— В милиции народ категоричный, — неопределенно ответила Санэпидемстанция и закрыла калитку.
Федоровна постояла в раздумье одна посреди двора и решила:
— Они не узнают!
Так гуси дотянули до конца старого года и благополучно вступили в новый. Старуха ходила за гусями по пятам, подбирая каждую улику — пушинку. А те, пережив отпущенный срок, словно вообразили о себе бог знает что и стали наглеть. Теперь, оказавшись на дороге человека, гусь не уступал ее, как бывало, а вытягивал шею, устрашающе шипел, и венец природы, ее чудо, не желая связываться с глупой птицей, сходил с выложенной кирпичом тропинки в грязь или лужу. Но гусям и этого было мало, они перешли к атакующим действиям и однажды до смерти напугали девушку, которая, по общему мнению, считалась моей невестой. Неземная, сотканная из голубого и золотистого, она открыла нашу калитку и целомудренно ступила красной туфелькой на кирпичную дорожку. И тут на нее с омерзительным гоготом налетела тысяча дьяволов. Когда я догнал бедняжку на остановке трамвая, она истерично сказала:
— Или я! Или гуси!
— Ну, разумеется, ты! — ответил я.
— А гуси?
— Ну что я с ними могу поделать?
Она села в трамвай, не попрощавшись, и больше я ее не видел. Так гуси беззастенчиво вмешались в мою судьбу…
Но рано или поздно возмездие настигает злодеев. Оно свершилось в тот час, когда окончательно распоясавшиеся гуси переступили магическую черту, за которой протекала личная жизнь кота Пушка, и на которую не решались посягать даже собаки. Я не был тому свидетелем, но случайные очевидцы утверждают, что гуси напали в тот момент, когда Пушок неторопливо лакал из жестяной банки свое, персональное, молоко.
Над местом происшествия поднялась белая метель из перьев и пуха, посреди которой заметалась Федоровна, она размахивала руками, ловила хлопья, чтобы те не попали на улицу. Двое бандитов, панически гогоча, разбежались в противоположные концы двора, а третий их соучастник остался на поле боя с перекушенной лапой. Пушок, удовлетворившись местью, позволил охающей Федоровне забрать наказанную птицу, залез на крышу сарая и, послюнявив лапу, как ни в чем не бывало стал мыть за ушами.

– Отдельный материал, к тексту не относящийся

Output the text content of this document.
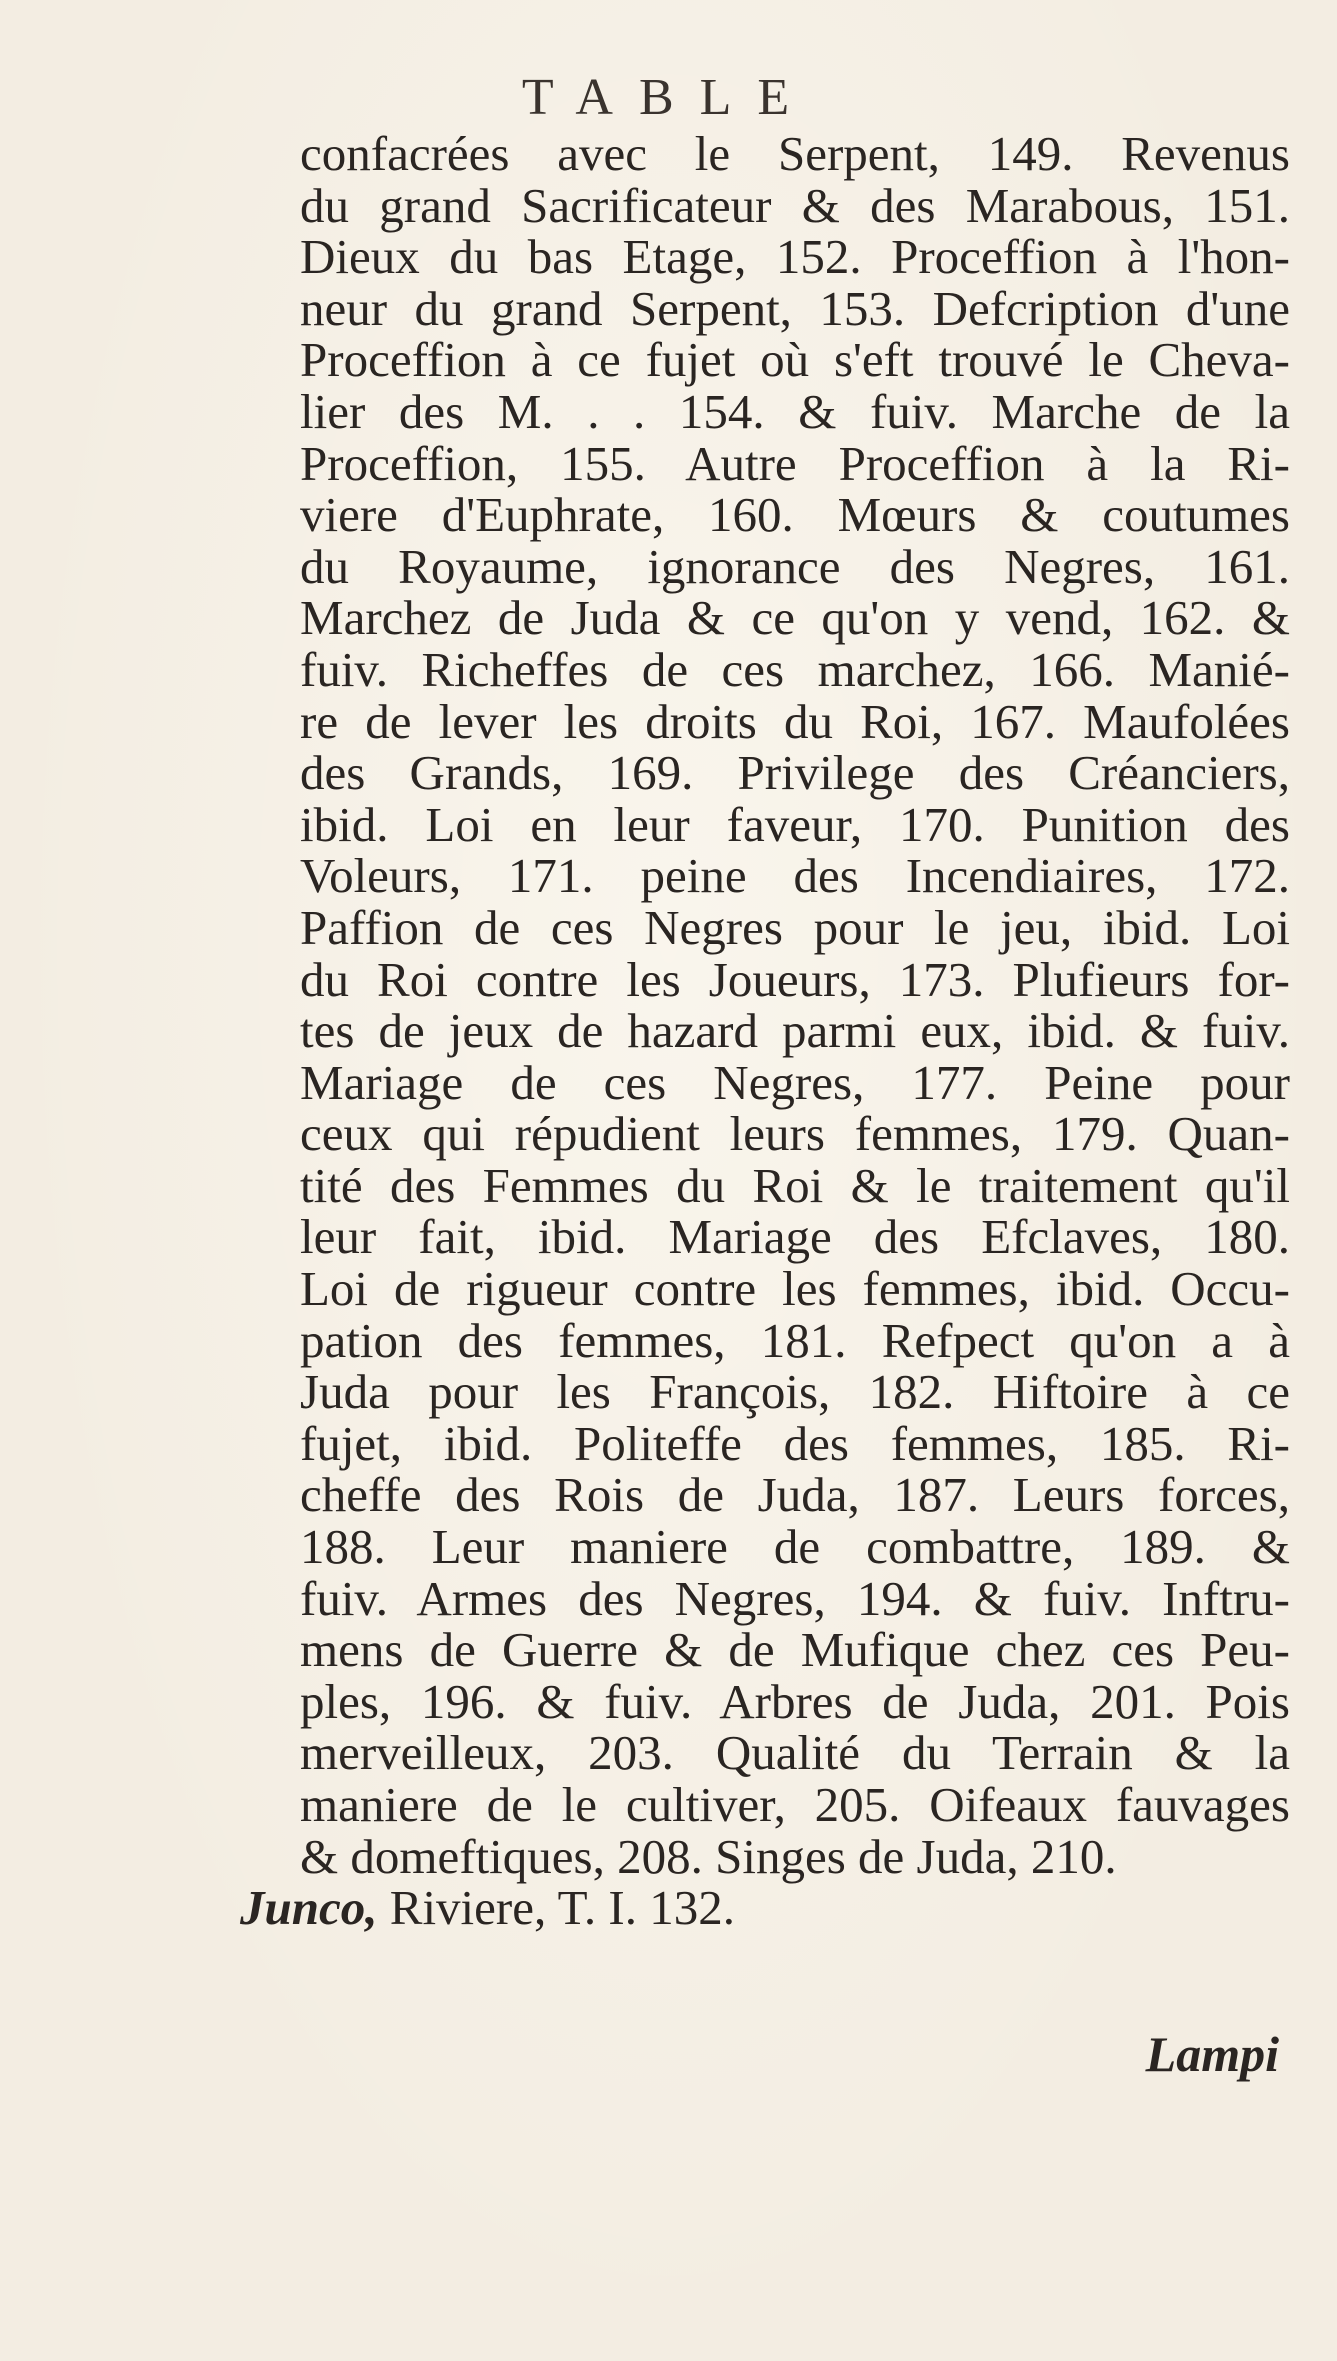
TABLE
confacrées avec le Serpent, 149. Revenus
du grand Sacrificateur & des Marabous, 151.
Dieux du bas Etage, 152. Proceffion à l'hon-
neur du grand Serpent, 153. Defcription d'une
Proceffion à ce fujet où s'eft trouvé le Cheva-
lier des M. . . 154. & fuiv. Marche de la
Proceffion, 155. Autre Proceffion à la Ri-
viere d'Euphrate, 160. Mœurs & coutumes
du Royaume, ignorance des Negres, 161.
Marchez de Juda & ce qu'on y vend, 162. &
fuiv. Richeffes de ces marchez, 166. Manié-
re de lever les droits du Roi, 167. Maufolées
des Grands, 169. Privilege des Créanciers,
ibid. Loi en leur faveur, 170. Punition des
Voleurs, 171. peine des Incendiaires, 172.
Paffion de ces Negres pour le jeu, ibid. Loi
du Roi contre les Joueurs, 173. Plufieurs for-
tes de jeux de hazard parmi eux, ibid. & fuiv.
Mariage de ces Negres, 177. Peine pour
ceux qui répudient leurs femmes, 179. Quan-
tité des Femmes du Roi & le traitement qu'il
leur fait, ibid. Mariage des Efclaves, 180.
Loi de rigueur contre les femmes, ibid. Occu-
pation des femmes, 181. Refpect qu'on a à
Juda pour les François, 182. Hiftoire à ce
fujet, ibid. Politeffe des femmes, 185. Ri-
cheffe des Rois de Juda, 187. Leurs forces,
188. Leur maniere de combattre, 189. &
fuiv. Armes des Negres, 194. & fuiv. Inftru-
mens de Guerre & de Mufique chez ces Peu-
ples, 196. & fuiv. Arbres de Juda, 201. Pois
merveilleux, 203. Qualité du Terrain & la
maniere de le cultiver, 205. Oifeaux fauvages
& domeftiques, 208. Singes de Juda, 210.
Junco, Riviere, T. I. 132.
Lampi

С несчастного гуся слетело все чванство. Он притих на руках у Федоровны, его круглый обычно бессмысленный глаз был наполнен тем чувством, которое мы называем собачьей тоской.
Федоровна отнесла раненого в сарай и принялась хлопотать над поврежденной лапкой. Но та держалась всего лишь на узкой полоске кожи, и у нас, позванных на совет, родилось единое мнение: этот гусь отходил свое по двору.
— Хошь, не хошь, а уж теперь-то его резать придется, — заявила плотничиха, с плохо скрытым удовлетворением.
— Жаль не тот, не самый большой, — простодушно заметила дочь, чудом оказавшаяся к месту, и, спохватившись, пояснила: — Чтобы не мучился, не страдал зря!
— Да, уж теперь ничего не поделать, — кивнула Федоровна, стараясь показать дочке и плотничихе, что и она все понимает.
На том мы и разошлись. Минут двадцать спустя ко мне заглянула Федоровна с дочкой.
— Она, видите ли, не может! У нее, видите ли, не поднимается на гуся рука, — сказала дочь с усмешкой. — Не слушается, говорит, рука. Не хочет!
— Дышит он, вот рука и не идет, — словно бы даже радуясь, подтвердила Федоровна.
— А почему не вы сами? С вашей-то молодой и здоровой нервной системой? — спросил я у дочки, с тревогой догадываясь о цели этого визита.